Saturday Night Live Returns With a Sincere Take on Last Week’s Election
Sometimes, there are moments when even the best jokes can’t really sum up what everyone seems to be feeling. Sometimes, only music can accomplish that. When SNL opened last night’s episode with Kate McKinnon sitting alone at a piano, dressed in-character as Hillary Clinton and singing “Hallelujah” by the recently-passed Leonard Cohen, it was moving in its simplicity.
SNL–and the NBC network, by extension–has been on the receiving end of a lot of entirely valid questioning lately for their almost tacit normalization of Donald Trump, from bringing him on to host last year to late night host Jimmy Fallon ignoring the opportunity to ask Trump any challenging questions and instead literally resorting to tousling his hair.

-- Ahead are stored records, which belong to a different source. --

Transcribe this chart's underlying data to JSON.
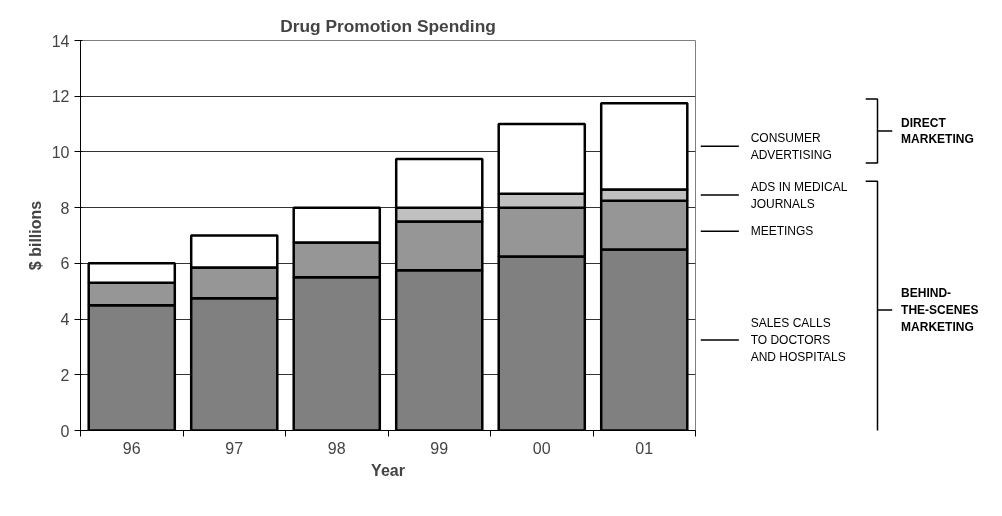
{
  "chart_data": {
    "type": "bar",
    "title": "Drug Promotion Spending",
    "xlabel": "Year",
    "ylabel": "$ billions",
    "categories": [
      "96",
      "97",
      "98",
      "99",
      "00",
      "01"
    ],
    "stacked": true,
    "series": [
      {
        "name": "SALES CALLS\nTO DOCTORS\nAND HOSPITALS",
        "color": "#808080",
        "values": [
          4.5,
          4.75,
          5.5,
          5.75,
          6.25,
          6.5
        ]
      },
      {
        "name": "MEETINGS",
        "color": "#969696",
        "values": [
          0.8,
          1.1,
          1.25,
          1.75,
          1.75,
          1.75
        ]
      },
      {
        "name": "ADS IN MEDICAL\nJOURNALS",
        "color": "#c0c0c0",
        "values": [
          null,
          null,
          null,
          0.5,
          0.5,
          0.4
        ]
      },
      {
        "name": "CONSUMER\nADVERTISING",
        "color": "#ffffff",
        "values": [
          0.7,
          1.15,
          1.25,
          1.75,
          2.5,
          3.1
        ]
      }
    ],
    "annotations": [
      "DIRECT\nMARKETING",
      "BEHIND-\nTHE-SCENES\nMARKETING"
    ],
    "ylim": [
      0,
      14
    ],
    "yticks": [
      0,
      2,
      4,
      6,
      8,
      10,
      12,
      14
    ],
    "grid": "y",
    "legend": "right"
  }
}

Criticism, however, could be set aside in the three minutes when McKinnon was on stage–and although she may have been dressed as the HRC character we’ve come to know and embrace over these last few months there was a moment when the facade clearly dropped, and it was entirely about McKinnon expressing the sincerity of her emotions–perhaps many of the emotions some of us have been experiencing since the reality of Tuesday night started to set in. When the song finally ended and she turned to camera, there was no mistaking who was really speaking: “I’m not giving up, and neither should you.”
It was unquestionably a night of acknowledging emotional highs and lows from then on: host Dave Chappelle, who spent his opening monologue on over ten minutes of his own stand-up, ended it all with an offer to the president-elect: “I’m going to give him a chance, and we, the historically disenfranchised, demand that he give us one too.” However, the show didn’t shy away from calling attention to some other, less friendly aspects of the election results; the “Election Night” sketch, which featured a surprise appearance from Chris Rock, juxtaposed the increasing feelings of dread many experienced as the night went on with a smart, incisive commentary on the truth that racism isn’t simply limited to one area of the country:
There were other highlights for fans of the comedian, including a Walking Dead-inspired sketch in which Chappelle resurrected many of his popular characters from his former Comedy Central show The Chappelle Show, and musical guests A Tribe Called Quest only added to the affective spirit of the evening with their performance of “We The People…”, an eerily appropriate song in its timing.
There were laughs, sure, and there’s no question that in the aftermath of last week many of us are searching for anything that will ease some of the weight. Last night’s SNL seemed to acknowledge that laughter isn’t permanent, and it certainly isn’t a solution–but it’s there for us when we need it, and we’re definitely going to need it to get through the next four years.